Want to make a strong impression with your speech? Put these ten tips into practice:
1. Listen. I mean really listen. Don’t let your mind wander, concentrate on what the person is saying. Of our fivesenses–taste, touch, hearing, smell,and sight–we only learn 11% through hearing, and then we remember very little of what we hear.
2. If you have to wonder whether to say something, don’t. We’ve all done this. When you should be listening, you’re having an internal debate within your head …“should I say this? … maybe not.” If you debate it, don’t do it.
3. If you don’t understand, ask! Have you ever agreed with someone, maybe even nodded your head in agreement, but really had no idea what the person was talking about? Don’t be afraid to ask the speaker to clarify, you can learn some amazing things.
4. Speak the language of the listener. We all have different listeners with varied backgrounds and educations. Talk in terms that they can understand and relate to the best.

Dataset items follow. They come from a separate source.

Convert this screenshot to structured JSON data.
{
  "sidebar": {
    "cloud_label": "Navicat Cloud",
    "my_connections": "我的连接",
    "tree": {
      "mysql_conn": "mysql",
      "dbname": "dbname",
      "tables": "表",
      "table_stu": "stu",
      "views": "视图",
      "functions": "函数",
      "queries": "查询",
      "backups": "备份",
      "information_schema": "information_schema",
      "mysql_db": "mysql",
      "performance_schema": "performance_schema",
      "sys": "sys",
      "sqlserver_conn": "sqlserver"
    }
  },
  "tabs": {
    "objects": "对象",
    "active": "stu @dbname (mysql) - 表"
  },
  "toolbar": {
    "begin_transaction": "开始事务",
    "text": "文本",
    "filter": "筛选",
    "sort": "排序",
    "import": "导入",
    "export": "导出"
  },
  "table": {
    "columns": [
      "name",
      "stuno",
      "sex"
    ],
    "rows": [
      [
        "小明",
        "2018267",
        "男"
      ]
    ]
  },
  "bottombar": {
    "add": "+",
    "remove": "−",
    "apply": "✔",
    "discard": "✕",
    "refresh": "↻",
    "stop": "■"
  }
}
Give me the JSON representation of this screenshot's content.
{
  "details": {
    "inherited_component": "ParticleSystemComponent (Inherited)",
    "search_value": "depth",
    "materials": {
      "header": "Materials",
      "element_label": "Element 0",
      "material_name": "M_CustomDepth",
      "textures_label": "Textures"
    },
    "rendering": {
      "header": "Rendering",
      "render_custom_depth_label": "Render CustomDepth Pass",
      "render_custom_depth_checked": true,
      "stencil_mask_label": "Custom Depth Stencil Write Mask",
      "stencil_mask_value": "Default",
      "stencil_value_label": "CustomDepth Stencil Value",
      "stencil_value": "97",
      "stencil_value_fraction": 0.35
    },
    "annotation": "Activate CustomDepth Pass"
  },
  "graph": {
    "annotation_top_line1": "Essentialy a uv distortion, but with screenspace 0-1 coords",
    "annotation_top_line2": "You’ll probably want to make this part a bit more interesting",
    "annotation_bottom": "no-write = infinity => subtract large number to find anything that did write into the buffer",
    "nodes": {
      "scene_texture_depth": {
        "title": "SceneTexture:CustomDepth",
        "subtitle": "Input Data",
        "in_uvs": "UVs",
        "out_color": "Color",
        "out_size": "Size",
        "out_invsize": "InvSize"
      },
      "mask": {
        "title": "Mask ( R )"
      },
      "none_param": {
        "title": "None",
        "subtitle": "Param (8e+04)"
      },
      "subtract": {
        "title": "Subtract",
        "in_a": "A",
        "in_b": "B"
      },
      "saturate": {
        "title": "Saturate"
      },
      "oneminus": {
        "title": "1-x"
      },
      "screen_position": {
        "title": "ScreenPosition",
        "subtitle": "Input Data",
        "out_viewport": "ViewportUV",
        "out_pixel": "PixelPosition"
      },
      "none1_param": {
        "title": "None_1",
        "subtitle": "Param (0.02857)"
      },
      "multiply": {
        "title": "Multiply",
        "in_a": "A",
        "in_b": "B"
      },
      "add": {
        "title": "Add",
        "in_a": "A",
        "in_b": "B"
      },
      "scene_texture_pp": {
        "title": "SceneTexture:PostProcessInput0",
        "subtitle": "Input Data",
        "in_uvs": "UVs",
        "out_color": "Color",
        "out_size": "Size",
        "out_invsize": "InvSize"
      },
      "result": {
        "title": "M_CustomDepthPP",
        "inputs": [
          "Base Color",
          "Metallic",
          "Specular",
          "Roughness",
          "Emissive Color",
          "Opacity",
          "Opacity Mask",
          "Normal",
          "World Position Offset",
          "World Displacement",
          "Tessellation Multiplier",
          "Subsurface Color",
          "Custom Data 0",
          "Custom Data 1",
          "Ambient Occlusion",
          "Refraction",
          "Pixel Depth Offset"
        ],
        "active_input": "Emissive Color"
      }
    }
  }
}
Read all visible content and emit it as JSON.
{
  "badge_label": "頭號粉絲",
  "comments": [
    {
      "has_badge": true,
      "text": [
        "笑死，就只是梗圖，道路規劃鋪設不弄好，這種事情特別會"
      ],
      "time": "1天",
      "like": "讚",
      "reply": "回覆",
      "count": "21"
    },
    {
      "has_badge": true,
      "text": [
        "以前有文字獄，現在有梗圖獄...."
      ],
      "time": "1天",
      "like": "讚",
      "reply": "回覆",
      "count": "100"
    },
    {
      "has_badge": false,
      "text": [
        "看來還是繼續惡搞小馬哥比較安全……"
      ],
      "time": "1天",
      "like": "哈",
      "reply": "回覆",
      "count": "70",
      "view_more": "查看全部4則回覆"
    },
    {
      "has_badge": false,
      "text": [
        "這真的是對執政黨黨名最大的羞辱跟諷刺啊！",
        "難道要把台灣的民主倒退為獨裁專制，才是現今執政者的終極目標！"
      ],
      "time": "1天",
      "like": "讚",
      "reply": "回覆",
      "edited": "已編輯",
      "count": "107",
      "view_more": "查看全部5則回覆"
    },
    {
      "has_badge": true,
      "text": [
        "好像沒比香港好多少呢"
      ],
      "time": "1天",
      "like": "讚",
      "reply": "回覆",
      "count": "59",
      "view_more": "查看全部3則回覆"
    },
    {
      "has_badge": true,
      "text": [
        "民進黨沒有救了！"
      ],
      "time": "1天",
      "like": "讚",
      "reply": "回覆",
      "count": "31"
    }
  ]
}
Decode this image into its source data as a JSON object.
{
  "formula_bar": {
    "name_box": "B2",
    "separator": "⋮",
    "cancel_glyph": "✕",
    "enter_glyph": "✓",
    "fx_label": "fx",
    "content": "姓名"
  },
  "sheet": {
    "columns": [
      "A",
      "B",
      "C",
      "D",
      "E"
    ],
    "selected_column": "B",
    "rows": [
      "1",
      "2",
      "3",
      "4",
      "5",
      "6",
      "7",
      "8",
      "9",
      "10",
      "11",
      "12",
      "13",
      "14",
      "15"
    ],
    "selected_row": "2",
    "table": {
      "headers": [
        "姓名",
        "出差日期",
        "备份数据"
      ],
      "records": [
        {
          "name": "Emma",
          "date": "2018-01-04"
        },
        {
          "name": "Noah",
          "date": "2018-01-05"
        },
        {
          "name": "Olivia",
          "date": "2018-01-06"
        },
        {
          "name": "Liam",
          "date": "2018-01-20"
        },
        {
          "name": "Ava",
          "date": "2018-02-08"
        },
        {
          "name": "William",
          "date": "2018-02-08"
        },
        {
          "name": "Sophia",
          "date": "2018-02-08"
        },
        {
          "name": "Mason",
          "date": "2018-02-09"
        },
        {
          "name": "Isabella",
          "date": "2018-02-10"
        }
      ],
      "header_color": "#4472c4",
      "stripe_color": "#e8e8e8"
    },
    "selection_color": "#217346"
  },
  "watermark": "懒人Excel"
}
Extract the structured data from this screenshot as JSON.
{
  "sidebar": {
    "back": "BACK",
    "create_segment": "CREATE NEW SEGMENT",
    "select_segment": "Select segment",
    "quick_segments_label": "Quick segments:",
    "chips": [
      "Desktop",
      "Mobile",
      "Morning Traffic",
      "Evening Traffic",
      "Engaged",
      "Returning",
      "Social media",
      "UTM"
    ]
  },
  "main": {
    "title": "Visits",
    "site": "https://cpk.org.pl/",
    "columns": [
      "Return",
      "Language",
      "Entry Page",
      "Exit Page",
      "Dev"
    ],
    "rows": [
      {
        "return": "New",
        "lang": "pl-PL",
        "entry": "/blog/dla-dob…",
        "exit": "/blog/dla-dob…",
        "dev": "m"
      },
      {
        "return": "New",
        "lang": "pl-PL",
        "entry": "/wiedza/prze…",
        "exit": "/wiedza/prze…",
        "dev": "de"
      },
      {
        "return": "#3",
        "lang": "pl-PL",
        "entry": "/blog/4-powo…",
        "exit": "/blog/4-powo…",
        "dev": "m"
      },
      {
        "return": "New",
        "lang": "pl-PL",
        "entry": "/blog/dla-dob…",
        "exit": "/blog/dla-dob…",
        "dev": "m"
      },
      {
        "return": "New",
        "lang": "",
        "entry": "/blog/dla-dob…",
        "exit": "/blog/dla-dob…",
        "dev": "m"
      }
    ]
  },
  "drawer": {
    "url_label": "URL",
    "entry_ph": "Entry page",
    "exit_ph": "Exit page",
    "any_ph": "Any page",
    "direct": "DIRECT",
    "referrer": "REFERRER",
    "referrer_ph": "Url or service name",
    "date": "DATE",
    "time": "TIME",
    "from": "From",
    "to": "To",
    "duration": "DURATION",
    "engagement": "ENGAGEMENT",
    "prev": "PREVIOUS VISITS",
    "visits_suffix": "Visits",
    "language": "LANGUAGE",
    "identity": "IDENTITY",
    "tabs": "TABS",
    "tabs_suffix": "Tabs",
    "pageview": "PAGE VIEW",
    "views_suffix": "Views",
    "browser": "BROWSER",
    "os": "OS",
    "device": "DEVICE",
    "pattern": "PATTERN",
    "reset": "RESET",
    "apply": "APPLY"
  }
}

5. Be sensitive to the response of the listener. Watch folks as you talk to them. Do they understand what you’re saying, or are they just agreeing with you? Are they really listening or are they thinking about what they want to say when you stop talking?
6. Change your tone and tempo. Actors are great at this. Vary your voice, tone, and pitch. Sometimes talk fast, then slow. The pause is most effective. And if you really want folks to listen, just whisper.
7. Dress for success. Think about your audience and your message, and then choose your attire properly. Your attire will help you deliver your message in a professional manner.
8. Be brief and keep it simple. There is no reason to say “I lament my prorogation” when you can say, “I’m sorry I’m late.” The Ten Commandments are pretty succinct. The Gettysburg Address has only 264 words in it. Brief and simple works.
9. Answer “What’s in it for me?” This is what everyone is subconsciously asking. Tell your audience what you have that will benefit them.
10. Make the other person feel important. Show a genuine interest in what the other person thinks, says, and does; and you will make a positive impression on everyone. No matter how sophisticated our communication systems and devices get, we are all ultimately in the same business, and that is the people business. Communicate well, one person at a time, and you will continue to prosper.